One eye on your three-year-old and another on the football game isn’t exactly textbook parenting. But take heart, inattentive dads: new research suggests you may be giving your kid a leg up. A study led by researchers at the Université de Montreal found that fathers, more so than mothers, tend to give toddlers the leeway to take risks and explore, and that equips youngsters for the challenges of life that lie ahead. “The less protective the parent, the more exploratory the behaviour in the child,” says Daniel Paquette, a psychology professor at the university. “For a child to become self-confident, the parent mustn’t be too far or too close.”
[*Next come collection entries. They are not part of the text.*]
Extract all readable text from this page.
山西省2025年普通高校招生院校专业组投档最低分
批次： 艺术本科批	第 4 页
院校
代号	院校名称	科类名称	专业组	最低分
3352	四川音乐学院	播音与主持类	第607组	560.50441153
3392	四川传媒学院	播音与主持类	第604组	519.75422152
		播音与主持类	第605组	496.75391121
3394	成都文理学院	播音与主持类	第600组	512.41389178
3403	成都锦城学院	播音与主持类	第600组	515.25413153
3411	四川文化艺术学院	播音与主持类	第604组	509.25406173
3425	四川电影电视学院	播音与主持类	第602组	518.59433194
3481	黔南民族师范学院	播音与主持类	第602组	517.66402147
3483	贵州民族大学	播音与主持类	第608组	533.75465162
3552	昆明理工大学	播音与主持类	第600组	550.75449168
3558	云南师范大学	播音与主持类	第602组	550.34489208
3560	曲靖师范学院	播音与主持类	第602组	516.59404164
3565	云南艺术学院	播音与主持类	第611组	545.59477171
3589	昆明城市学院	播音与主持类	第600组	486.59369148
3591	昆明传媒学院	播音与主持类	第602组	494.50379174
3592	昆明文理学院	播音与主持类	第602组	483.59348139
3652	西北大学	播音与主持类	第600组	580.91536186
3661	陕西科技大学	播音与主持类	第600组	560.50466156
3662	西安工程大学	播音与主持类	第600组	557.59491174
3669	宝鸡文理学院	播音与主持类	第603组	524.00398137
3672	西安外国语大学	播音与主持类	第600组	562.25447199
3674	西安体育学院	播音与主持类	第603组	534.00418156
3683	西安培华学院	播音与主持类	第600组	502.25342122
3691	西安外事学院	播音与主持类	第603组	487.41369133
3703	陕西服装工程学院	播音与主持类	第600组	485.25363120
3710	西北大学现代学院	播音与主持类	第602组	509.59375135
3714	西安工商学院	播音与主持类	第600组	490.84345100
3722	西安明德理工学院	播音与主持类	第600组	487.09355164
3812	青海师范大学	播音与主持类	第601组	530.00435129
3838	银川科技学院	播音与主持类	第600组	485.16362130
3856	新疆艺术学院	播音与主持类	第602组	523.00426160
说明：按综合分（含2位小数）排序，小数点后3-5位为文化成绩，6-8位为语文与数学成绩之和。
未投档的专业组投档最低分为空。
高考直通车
The study is part of an emerging line of inquiry called “activation theory,” which stresses the importance of risk-taking and competition in early childhood development. It’s the flip side of 20th-century “attachment theory,” which focused exclusively on nurturing the belief that primary caregivers fulfill a child’s emotional needs and guarantee survival. To test their hypothesis, Paquette and his colleagues, whose study appears in the current issue of Early Child Development and Care, placed kids aged 12 to 18 months, each with a parent, in risky situations—near toys at the top of a stairway, say, or in a room where a strange adult enters. They then measured the responses of both parent and child, and found fathers were more likely to give the child space to take risks. More importantly, they identified a link between this arm’s-length style of parenting and the intrepidness of the kids.
That doesn’t mean men should take a nap when on daddy duty. No one’s interests are served when a child falls down the stairs. But it does suggest hidden virtue in hands-off child-rearing—and a little less guilt when the big game demands a fellow’s attention.